80 UAV Tracking and Avoidance
A new tracking and avoidance system, drones that assist firefighters, a Phantom firmware rollback, drone waiters that bring your meal, a personal No Fly Zone, shooting down those pesky drones, Qualcomm buys KMel Robotics, and California seeks to regulate drones below 400 feet.
News
PrecisionHawk Announces UAV Tracking and Avoidance System
PrecisionHawk released an automated traffic control system for UAVs said to aid with the integration of UAVs into the National Airspace (NAS). The “Low Altitude Tracking and Avoidance System” (LATAS) uses global cellular networks on speeds as low as 2G. to provide real-time flight planning, tracking and avoidance for UAVs.
LATAS is small (3x2x1in) and light and was developed to be plug and play or integrated into a UAV’s circuit during manufacturing.
Micro-flyer drone could help a robot to fight fires on ships
Last November, the US Office of Naval Research conducted a demonstration of its Shipboard Autonomous Firefighting Robot (SAFFiR) along with an autonomous quadcopter drone. The robot/drone combination is intended to assist firefighters aboard naval vessels. This is under the Office of Naval Research’s Damage Control Technologies for the 21st Century (DC-21) project. The quadcopter comes from Carnegie Mellon University’s Robotics Institute and Sensible Machines.

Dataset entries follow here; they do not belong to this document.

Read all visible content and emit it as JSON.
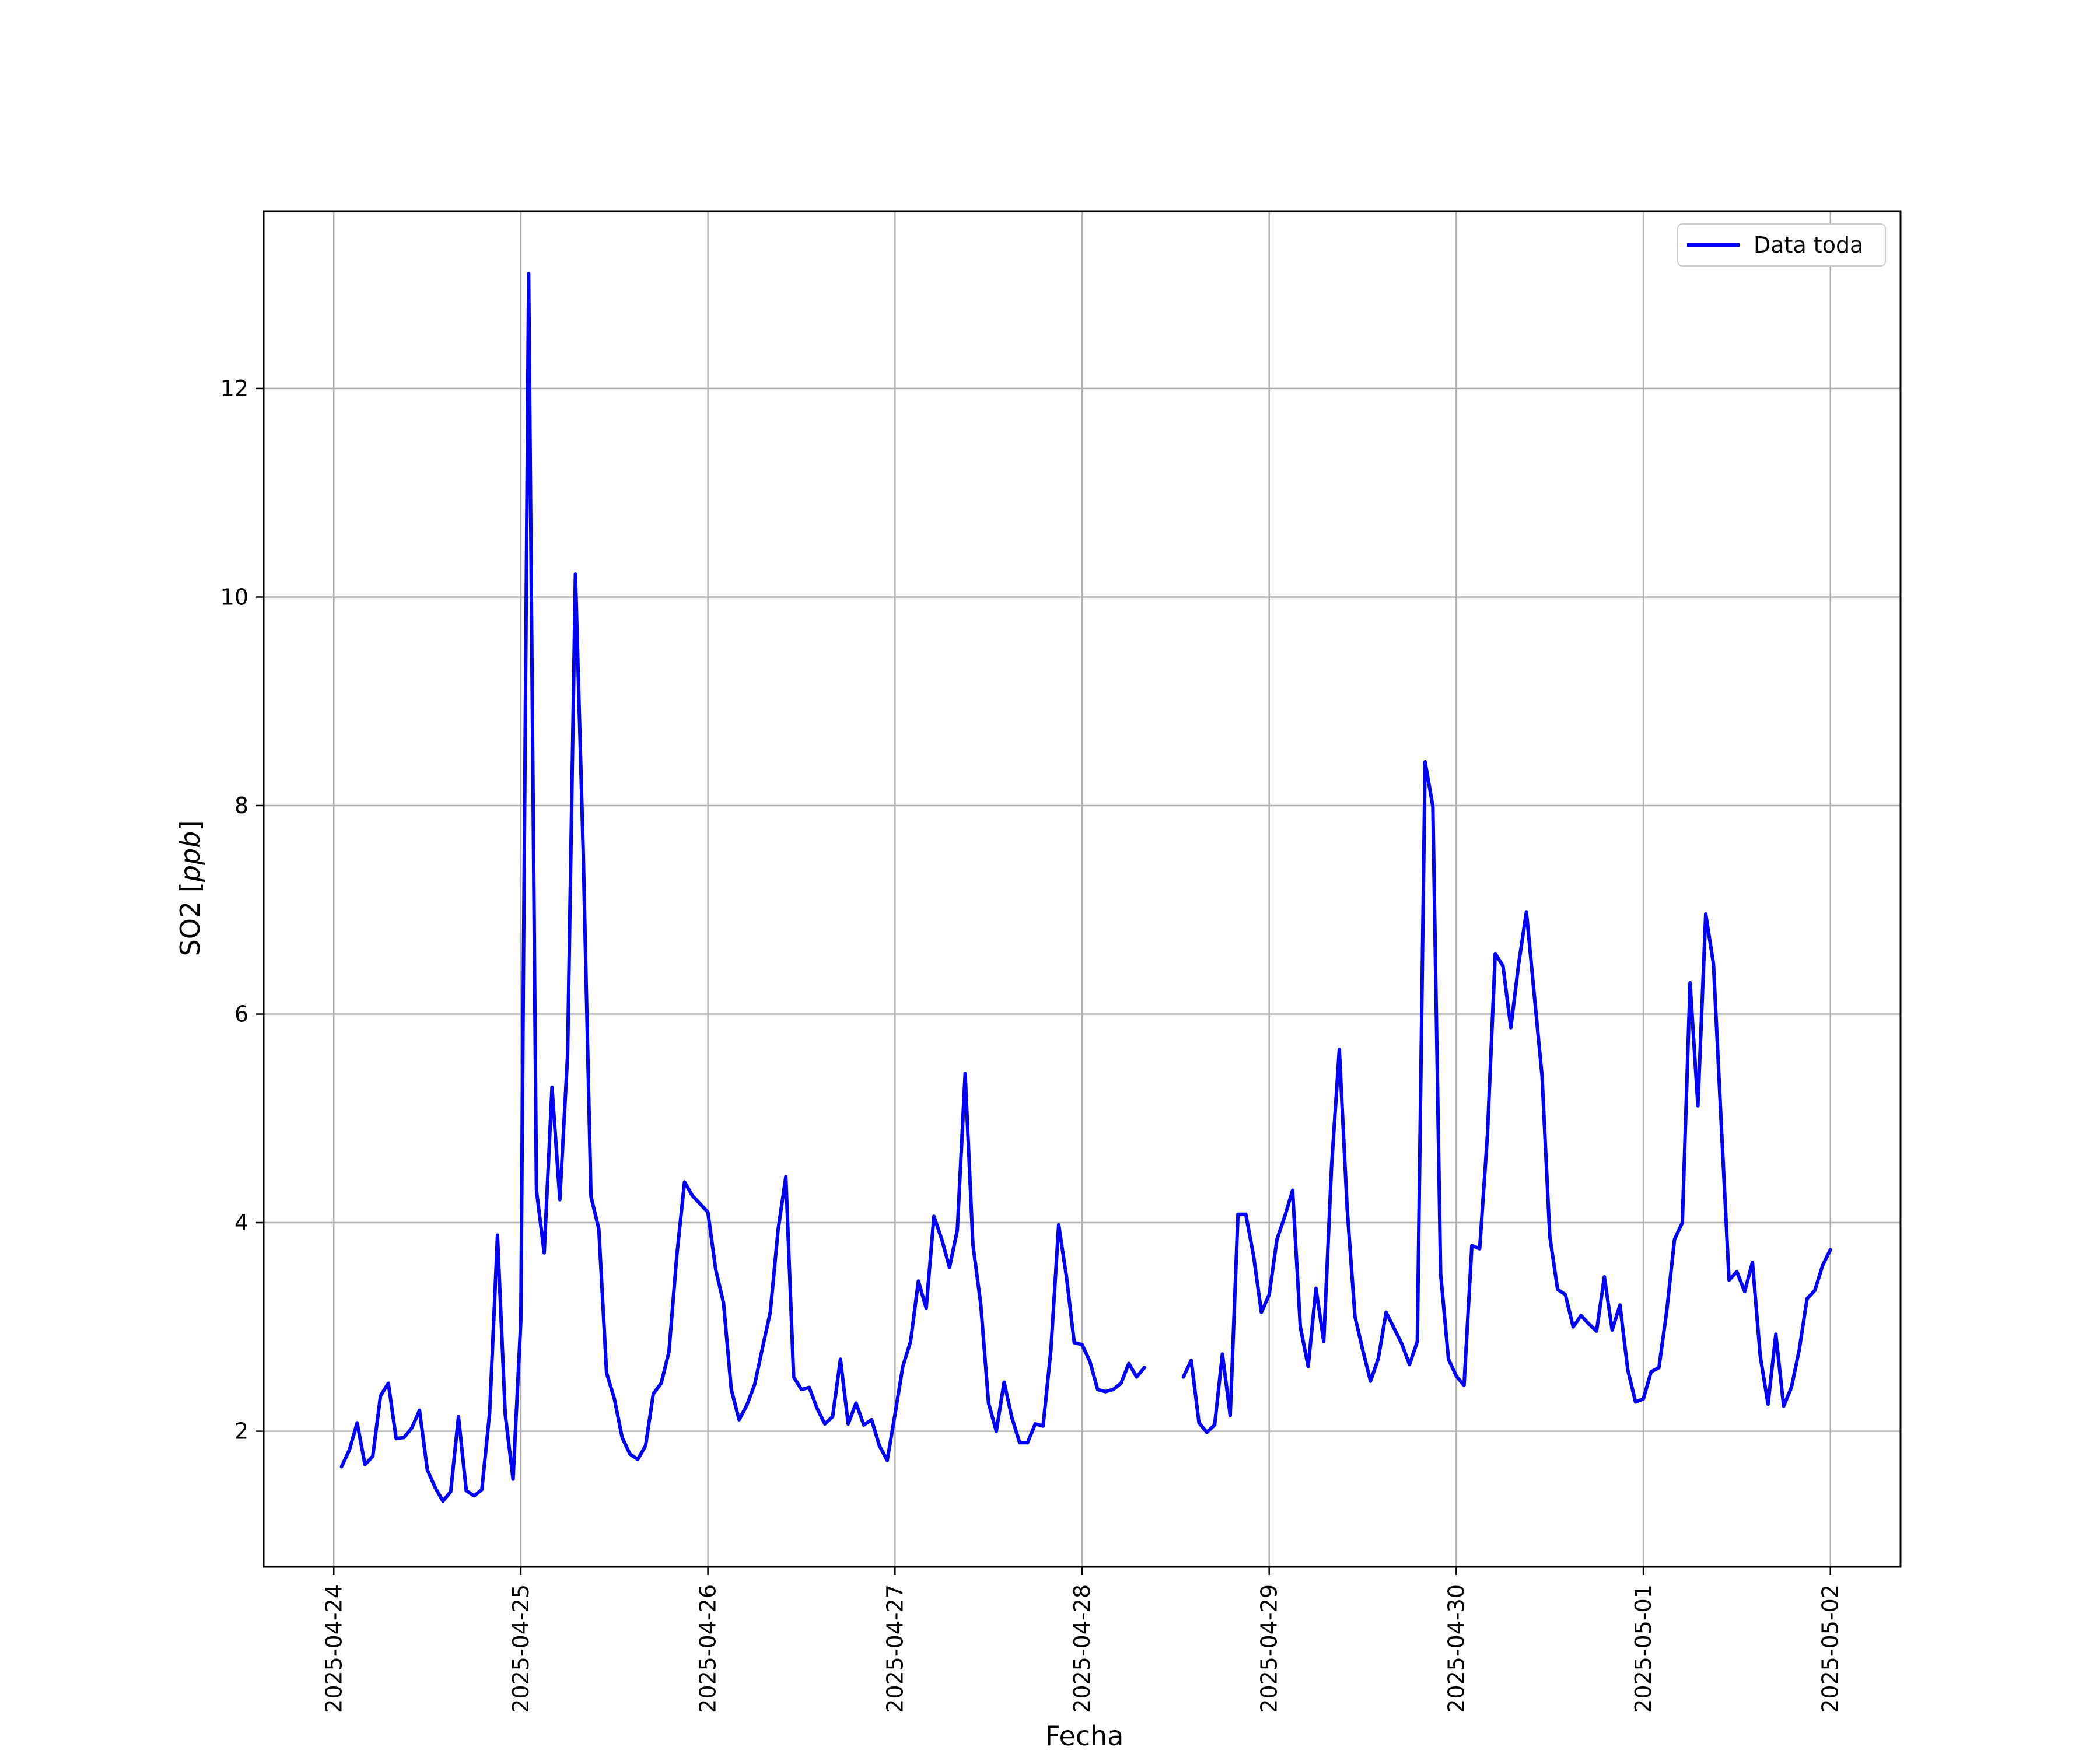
{
  "chart_data": {
    "type": "line",
    "xlabel": "Fecha",
    "ylabel_prefix": "SO2 [",
    "ylabel_unit": "ppb",
    "ylabel_suffix": "]",
    "ylim": [
      0.7,
      13.7
    ],
    "y_ticks": [
      2,
      4,
      6,
      8,
      10,
      12
    ],
    "x_ticks": [
      "2025-04-24",
      "2025-04-25",
      "2025-04-26",
      "2025-04-27",
      "2025-04-28",
      "2025-04-29",
      "2025-04-30",
      "2025-05-01",
      "2025-05-02"
    ],
    "xlim": [
      "2025-04-23T15:00",
      "2025-05-02T09:00"
    ],
    "grid": true,
    "legend_position": "upper right",
    "colors": {
      "series": "#0000ff",
      "grid": "#b0b0b0"
    },
    "series": [
      {
        "name": "Data toda",
        "x": [
          "2025-04-24T01:00",
          "2025-04-24T02:00",
          "2025-04-24T03:00",
          "2025-04-24T04:00",
          "2025-04-24T05:00",
          "2025-04-24T06:00",
          "2025-04-24T07:00",
          "2025-04-24T08:00",
          "2025-04-24T09:00",
          "2025-04-24T10:00",
          "2025-04-24T11:00",
          "2025-04-24T12:00",
          "2025-04-24T13:00",
          "2025-04-24T14:00",
          "2025-04-24T15:00",
          "2025-04-24T16:00",
          "2025-04-24T17:00",
          "2025-04-24T18:00",
          "2025-04-24T19:00",
          "2025-04-24T20:00",
          "2025-04-24T21:00",
          "2025-04-24T22:00",
          "2025-04-24T23:00",
          "2025-04-25T00:00",
          "2025-04-25T01:00",
          "2025-04-25T02:00",
          "2025-04-25T03:00",
          "2025-04-25T04:00",
          "2025-04-25T05:00",
          "2025-04-25T06:00",
          "2025-04-25T07:00",
          "2025-04-25T08:00",
          "2025-04-25T09:00",
          "2025-04-25T10:00",
          "2025-04-25T11:00",
          "2025-04-25T12:00",
          "2025-04-25T13:00",
          "2025-04-25T14:00",
          "2025-04-25T15:00",
          "2025-04-25T16:00",
          "2025-04-25T17:00",
          "2025-04-25T18:00",
          "2025-04-25T19:00",
          "2025-04-25T20:00",
          "2025-04-25T21:00",
          "2025-04-25T22:00",
          "2025-04-25T23:00",
          "2025-04-26T00:00",
          "2025-04-26T01:00",
          "2025-04-26T02:00",
          "2025-04-26T03:00",
          "2025-04-26T04:00",
          "2025-04-26T05:00",
          "2025-04-26T06:00",
          "2025-04-26T07:00",
          "2025-04-26T08:00",
          "2025-04-26T09:00",
          "2025-04-26T10:00",
          "2025-04-26T11:00",
          "2025-04-26T12:00",
          "2025-04-26T13:00",
          "2025-04-26T14:00",
          "2025-04-26T15:00",
          "2025-04-26T16:00",
          "2025-04-26T17:00",
          "2025-04-26T18:00",
          "2025-04-26T19:00",
          "2025-04-26T20:00",
          "2025-04-26T21:00",
          "2025-04-26T22:00",
          "2025-04-26T23:00",
          "2025-04-27T00:00",
          "2025-04-27T01:00",
          "2025-04-27T02:00",
          "2025-04-27T03:00",
          "2025-04-27T04:00",
          "2025-04-27T05:00",
          "2025-04-27T06:00",
          "2025-04-27T07:00",
          "2025-04-27T08:00",
          "2025-04-27T09:00",
          "2025-04-27T10:00",
          "2025-04-27T11:00",
          "2025-04-27T12:00",
          "2025-04-27T13:00",
          "2025-04-27T14:00",
          "2025-04-27T15:00",
          "2025-04-27T16:00",
          "2025-04-27T17:00",
          "2025-04-27T18:00",
          "2025-04-27T19:00",
          "2025-04-27T20:00",
          "2025-04-27T21:00",
          "2025-04-27T22:00",
          "2025-04-27T23:00",
          "2025-04-28T00:00",
          "2025-04-28T01:00",
          "2025-04-28T02:00",
          "2025-04-28T03:00",
          "2025-04-28T04:00",
          "2025-04-28T05:00",
          "2025-04-28T06:00",
          "2025-04-28T07:00",
          "2025-04-28T08:00",
          null,
          "2025-04-28T13:00",
          "2025-04-28T14:00",
          "2025-04-28T15:00",
          "2025-04-28T16:00",
          "2025-04-28T17:00",
          "2025-04-28T18:00",
          "2025-04-28T19:00",
          "2025-04-28T20:00",
          "2025-04-28T21:00",
          "2025-04-28T22:00",
          "2025-04-28T23:00",
          "2025-04-29T00:00",
          "2025-04-29T01:00",
          "2025-04-29T02:00",
          "2025-04-29T03:00",
          "2025-04-29T04:00",
          "2025-04-29T05:00",
          "2025-04-29T06:00",
          "2025-04-29T07:00",
          "2025-04-29T08:00",
          "2025-04-29T09:00",
          "2025-04-29T10:00",
          "2025-04-29T11:00",
          "2025-04-29T12:00",
          "2025-04-29T13:00",
          "2025-04-29T14:00",
          "2025-04-29T15:00",
          "2025-04-29T16:00",
          "2025-04-29T17:00",
          "2025-04-29T18:00",
          "2025-04-29T19:00",
          "2025-04-29T20:00",
          "2025-04-29T21:00",
          "2025-04-29T22:00",
          "2025-04-29T23:00",
          "2025-04-30T00:00",
          "2025-04-30T01:00",
          "2025-04-30T02:00",
          "2025-04-30T03:00",
          "2025-04-30T04:00",
          "2025-04-30T05:00",
          "2025-04-30T06:00",
          "2025-04-30T07:00",
          "2025-04-30T08:00",
          "2025-04-30T09:00",
          "2025-04-30T10:00",
          "2025-04-30T11:00",
          "2025-04-30T12:00",
          "2025-04-30T13:00",
          "2025-04-30T14:00",
          "2025-04-30T15:00",
          "2025-04-30T16:00",
          "2025-04-30T17:00",
          "2025-04-30T18:00",
          "2025-04-30T19:00",
          "2025-04-30T20:00",
          "2025-04-30T21:00",
          "2025-04-30T22:00",
          "2025-04-30T23:00",
          "2025-05-01T00:00",
          "2025-05-01T01:00",
          "2025-05-01T02:00",
          "2025-05-01T03:00",
          "2025-05-01T04:00",
          "2025-05-01T05:00",
          "2025-05-01T06:00",
          "2025-05-01T07:00",
          "2025-05-01T08:00",
          "2025-05-01T09:00",
          "2025-05-01T10:00",
          "2025-05-01T11:00",
          "2025-05-01T12:00",
          "2025-05-01T13:00",
          "2025-05-01T14:00",
          "2025-05-01T15:00",
          "2025-05-01T16:00",
          "2025-05-01T17:00",
          "2025-05-01T18:00",
          "2025-05-01T19:00",
          "2025-05-01T20:00",
          "2025-05-01T21:00",
          "2025-05-01T22:00",
          "2025-05-01T23:00",
          "2025-05-02T00:00"
        ],
        "values": [
          1.66,
          1.82,
          2.08,
          1.68,
          1.76,
          2.34,
          2.46,
          1.93,
          1.94,
          2.03,
          2.2,
          1.63,
          1.46,
          1.33,
          1.42,
          2.14,
          1.43,
          1.38,
          1.44,
          2.18,
          3.88,
          2.16,
          1.54,
          3.06,
          13.1,
          4.31,
          3.71,
          5.3,
          4.22,
          5.61,
          10.22,
          7.57,
          4.25,
          3.94,
          2.56,
          2.31,
          1.94,
          1.78,
          1.73,
          1.86,
          2.36,
          2.46,
          2.76,
          3.68,
          4.39,
          4.26,
          4.18,
          4.1,
          3.55,
          3.23,
          2.4,
          2.11,
          2.25,
          2.45,
          2.8,
          3.14,
          3.93,
          4.44,
          2.52,
          2.4,
          2.42,
          2.22,
          2.07,
          2.14,
          2.69,
          2.07,
          2.27,
          2.06,
          2.11,
          1.86,
          1.72,
          2.16,
          2.62,
          2.86,
          3.44,
          3.18,
          4.06,
          3.84,
          3.57,
          3.93,
          5.43,
          3.79,
          3.22,
          2.27,
          2.0,
          2.47,
          2.13,
          1.89,
          1.89,
          2.07,
          2.05,
          2.78,
          3.98,
          3.48,
          2.85,
          2.83,
          2.67,
          2.4,
          2.38,
          2.4,
          2.46,
          2.65,
          2.52,
          2.61,
          null,
          2.52,
          2.68,
          2.08,
          1.99,
          2.06,
          2.74,
          2.15,
          4.08,
          4.08,
          3.68,
          3.14,
          3.31,
          3.84,
          4.06,
          4.31,
          3.0,
          2.62,
          3.37,
          2.86,
          4.54,
          5.66,
          4.14,
          3.1,
          2.78,
          2.48,
          2.7,
          3.14,
          2.99,
          2.84,
          2.64,
          2.86,
          8.42,
          7.99,
          3.51,
          2.69,
          2.53,
          2.44,
          3.78,
          3.75,
          4.84,
          6.58,
          6.46,
          5.87,
          6.48,
          6.98,
          6.19,
          5.41,
          3.87,
          3.36,
          3.31,
          3.0,
          3.11,
          3.03,
          2.96,
          3.48,
          2.97,
          3.21,
          2.59,
          2.28,
          2.31,
          2.57,
          2.61,
          3.15,
          3.84,
          4.0,
          6.3,
          5.12,
          6.96,
          6.48,
          4.94,
          3.45,
          3.53,
          3.34,
          3.62,
          2.72,
          2.26,
          2.93,
          2.24,
          2.42,
          2.78,
          3.27,
          3.35,
          3.59,
          3.74
        ]
      }
    ]
  }
}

This Spherical Rescue Drone Is Straight Out of Star Wars
Flyability has introduced what it calls “the world’s first collision-proof drone.” The “Gimball” search and rescue drone is spherical and bounces off obstacles to keep flying. It has a coaxial twin rotor design inside a rotating protective carbon fiber frame. In Crash-proof UAV takes out US$1 million Drones For Good Competition we learn that the Flyability Gimball took first place in the Drones For Good contest.
Unexpected issues force drone maker DJI to roll back ‘White House’ update
DJI has rolled back the geofencing firmware update for the Phantom — also known as the “White House patch” — because there have been reports of “unanticipated flight behavior.”